Il est temps de réconcilier tous les acteurs autour d’une vision nationale, commune et équilibrée

Andrée Laforest Andrée Laforest
Ministre des Affaires municipales et de l’Habitation

Il y a quelques mois, la demande de modification du schéma d’aménagement et de développement de la MRC de Montcalm recevait une décision favorable.

Cette décision s’appuie sur un processus d’analyse rigoureux et sur une série de recommandations favorables des ministères concernés par ce type de dossier, soit les Affaires municipales, l’Environnement, l’Agriculture et les Ressources naturelles. Nous avons agi de manière responsable et transparente dans l’accompagnement de cette MRC et surtout, la décision prise respecte le cadre légal actuel ainsi que les orientations gouvernementales, dont l’orientation 10 qui porte sur la Communauté métropolitaine de Montréal (CMM).

Je tiens à rappeler également que la MRC de Montcalm, composée de 10 municipalités dont certaines sont à plus de 70 kilomètres de la métropole, devra respecter des critères stricts de densification et consolider son développement dans les principaux pôles de services et d’équipements qui sont localisés sur son territoire. Ce qu'il est aussi important de souligner, c’est que la MRC de Montcalm, bien qu’en périphérie de la CMM, est surtout au cœur de la région de Lanaudière. Certains percevront dans les choix de cette MRC rurale une expression du phénomène d’étalement urbain, alors que d’autres y constateront plutôt un développement régional légitime. Deux visions. Deux réalités.

Ce qui se dégage de tout cela, c’est qu’il est grand temps de se doter d’une vision renouvelée, globale et cohérente en matière d’aménagement du territoire. Rappelons que la Loi sur l’aménagement et l’urbanisme a 40 ans et que les orientations gouvernementales en ont 25 pour la plupart.

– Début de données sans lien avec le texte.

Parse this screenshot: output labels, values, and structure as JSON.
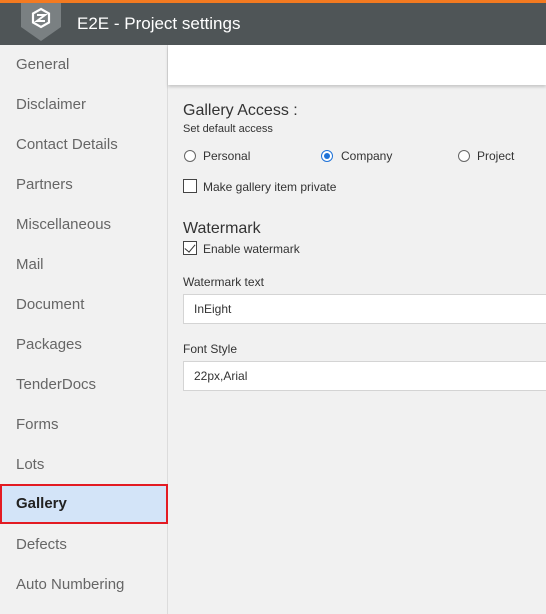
{
  "app": {
    "title": "E2E - Project settings",
    "accent_color": "#f47a20",
    "header_color": "#4f5557",
    "logo_icon": "shield-logo-icon"
  },
  "sidebar": {
    "items": [
      {
        "label": "General"
      },
      {
        "label": "Disclaimer"
      },
      {
        "label": "Contact Details"
      },
      {
        "label": "Partners"
      },
      {
        "label": "Miscellaneous"
      },
      {
        "label": "Mail"
      },
      {
        "label": "Document"
      },
      {
        "label": "Packages"
      },
      {
        "label": "TenderDocs"
      },
      {
        "label": "Forms"
      },
      {
        "label": "Lots"
      },
      {
        "label": "Gallery",
        "active": true
      },
      {
        "label": "Defects"
      },
      {
        "label": "Auto Numbering"
      }
    ],
    "active_highlight_color": "#d3e4f8",
    "active_border_color": "#e31b23"
  },
  "gallery_access": {
    "title": "Gallery Access :",
    "subtitle": "Set default access",
    "options": [
      {
        "label": "Personal",
        "checked": false
      },
      {
        "label": "Company",
        "checked": true
      },
      {
        "label": "Project",
        "checked": false
      }
    ],
    "private_checkbox": {
      "label": "Make gallery item private",
      "checked": false
    }
  },
  "watermark": {
    "title": "Watermark",
    "enable_checkbox": {
      "label": "Enable watermark",
      "checked": true
    },
    "text_label": "Watermark text",
    "text_value": "InEight",
    "font_label": "Font Style",
    "font_value": "22px,Arial"
  }
}
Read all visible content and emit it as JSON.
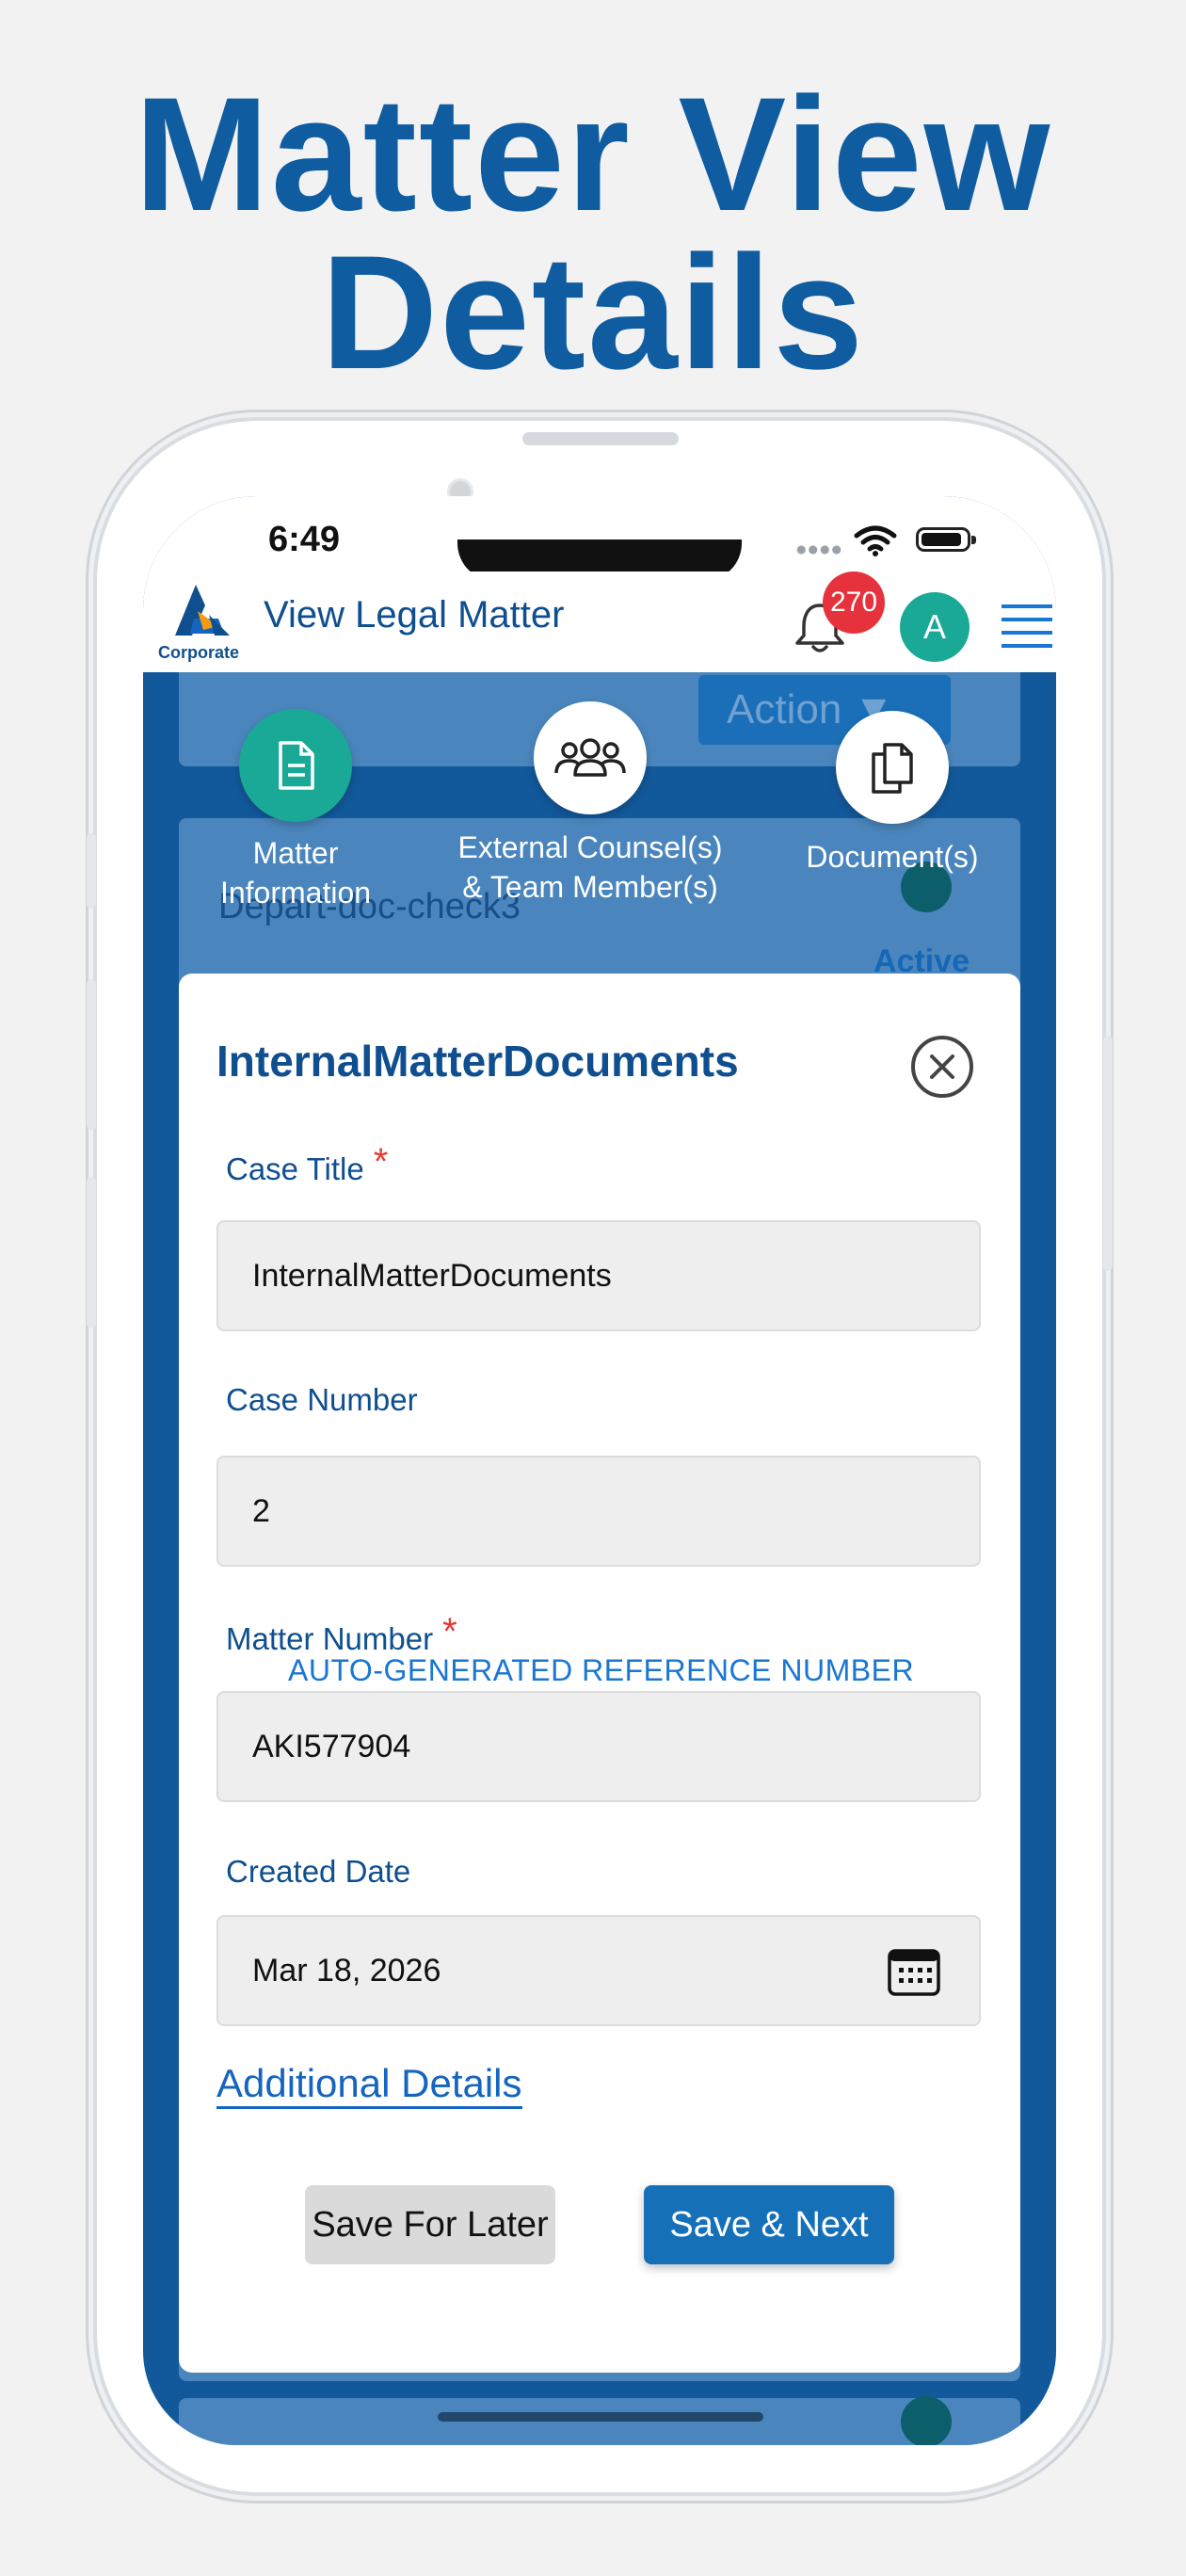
{
  "headline": {
    "line1": "Matter View",
    "line2": "Details"
  },
  "status_bar": {
    "time": "6:49"
  },
  "app_header": {
    "logo_text": "Corporate",
    "title": "View Legal Matter",
    "notification_count": "270",
    "avatar_initial": "A"
  },
  "background": {
    "action_label": "Action ▼",
    "record_title": "Depart-doc-check3",
    "record_status": "Active"
  },
  "tabs": [
    {
      "label_line1": "Matter",
      "label_line2": "Information",
      "icon": "document-icon",
      "active": true
    },
    {
      "label_line1": "External Counsel(s)",
      "label_line2": "& Team Member(s)",
      "icon": "team-icon",
      "active": false
    },
    {
      "label_line1": "Document(s)",
      "label_line2": "",
      "icon": "copy-documents-icon",
      "active": false
    }
  ],
  "modal": {
    "title": "InternalMatterDocuments",
    "fields": {
      "case_title": {
        "label": "Case Title",
        "required_mark": "*",
        "value": "InternalMatterDocuments"
      },
      "case_number": {
        "label": "Case Number",
        "value": "2"
      },
      "matter_number": {
        "label": "Matter Number",
        "required_mark": "*",
        "hint": "AUTO-GENERATED REFERENCE NUMBER",
        "value": "AKI577904"
      },
      "created_date": {
        "label": "Created Date",
        "value": "Mar 18, 2026"
      }
    },
    "additional_details_link": "Additional Details",
    "save_later_label": "Save For Later",
    "save_next_label": "Save & Next"
  },
  "colors": {
    "headline": "#0f5ca0",
    "screen_background": "#12599c",
    "accent_teal": "#1aa897",
    "primary_button": "#1670b8",
    "badge_red": "#e6323c",
    "required_red": "#e53935"
  }
}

Notre gouvernement a un plan. Deux grands chantiers sont en cours afin de réaliser notre objectif de développer des milieux de vie durables, dynamiques, sains et attrayants dans toutes les régions du Québec.

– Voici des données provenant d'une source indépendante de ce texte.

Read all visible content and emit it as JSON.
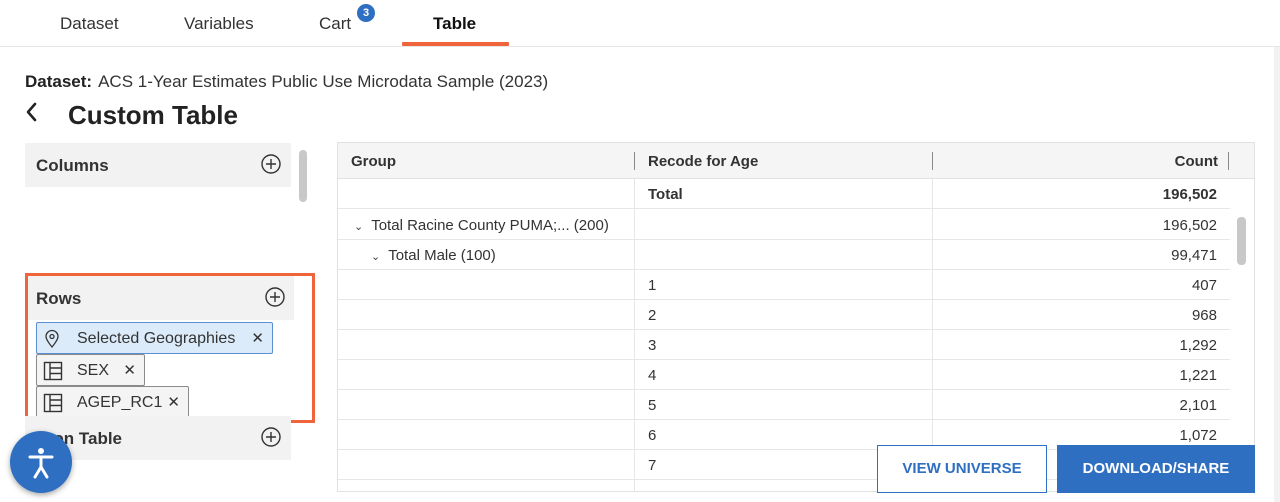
{
  "tabs": [
    {
      "label": "Dataset",
      "active": false
    },
    {
      "label": "Variables",
      "active": false
    },
    {
      "label": "Cart",
      "active": false,
      "badge": "3"
    },
    {
      "label": "Table",
      "active": true
    }
  ],
  "dataset": {
    "label": "Dataset:",
    "value": "ACS 1-Year Estimates Public Use Microdata Sample (2023)"
  },
  "page": {
    "title": "Custom Table"
  },
  "panel": {
    "columns": {
      "title": "Columns"
    },
    "rows": {
      "title": "Rows",
      "chips": [
        {
          "label": "Selected Geographies",
          "icon": "location-pin-icon"
        },
        {
          "label": "SEX",
          "icon": "table-variable-icon"
        },
        {
          "label": "AGEP_RC1",
          "icon": "table-variable-icon"
        }
      ]
    },
    "filters": {
      "title": "t on Table"
    }
  },
  "table": {
    "headers": [
      "Group",
      "Recode for Age",
      "Count"
    ],
    "total_row": {
      "group": "",
      "recode": "Total",
      "count": "196,502"
    },
    "rows": [
      {
        "group": "Total Racine County PUMA;... (200)",
        "recode": "",
        "count": "196,502",
        "level": 0
      },
      {
        "group": "Total Male (100)",
        "recode": "",
        "count": "99,471",
        "level": 1
      },
      {
        "group": "",
        "recode": "1",
        "count": "407",
        "level": 2
      },
      {
        "group": "",
        "recode": "2",
        "count": "968",
        "level": 2
      },
      {
        "group": "",
        "recode": "3",
        "count": "1,292",
        "level": 2
      },
      {
        "group": "",
        "recode": "4",
        "count": "1,221",
        "level": 2
      },
      {
        "group": "",
        "recode": "5",
        "count": "2,101",
        "level": 2
      },
      {
        "group": "",
        "recode": "6",
        "count": "1,072",
        "level": 2
      },
      {
        "group": "",
        "recode": "7",
        "count": "",
        "level": 2
      }
    ]
  },
  "buttons": {
    "view_universe": "VIEW UNIVERSE",
    "download_share": "DOWNLOAD/SHARE"
  },
  "colors": {
    "accent": "#f0643c",
    "primary": "#2f6fc1"
  }
}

D’abord, nous agissons par rapport aux inondations. Nous avons déjà déposé un plan d’action concerté, dont les mesures concrètes sont présentement à l’étude dans un projet de loi à l’Assemblée nationale. Nous annoncerons prochainement la mise en place de bureaux de projets régionaux qui auront pour mission de mettre en œuvre des solutions concrètes pour protéger la population, dans le respect des réalités terrain de chaque territoire.

Ensuite, il nous faut agir pour se doter d’un aménagement du territoire québécois digne du XXIe siècle. Pour ce faire, j’inviterai les représentants des milieux municipaux et les organismes intéressés par la question à prendre part à une grande conversation nationale à ce sujet. En fin de compte, ces échanges nous permettront de parvenir à la mise en œuvre d’une stratégie réfléchie, adaptée aux réalités des différentes régions du Québec et actualisée.

En terminant, trop souvent on oppose les objectifs des grandes villes aux ambitions légitimes des régions et du monde rural. Il est temps de réconcilier tous les acteurs autour d’une vision nationale, commune et équilibrée. Il faut rassembler plutôt que diviser pour faire face aux défis de demain. Notre territoire et son potentiel de développement durable sont trop précieux pour que nous repoussions encore une fois cette concertation nécessaire.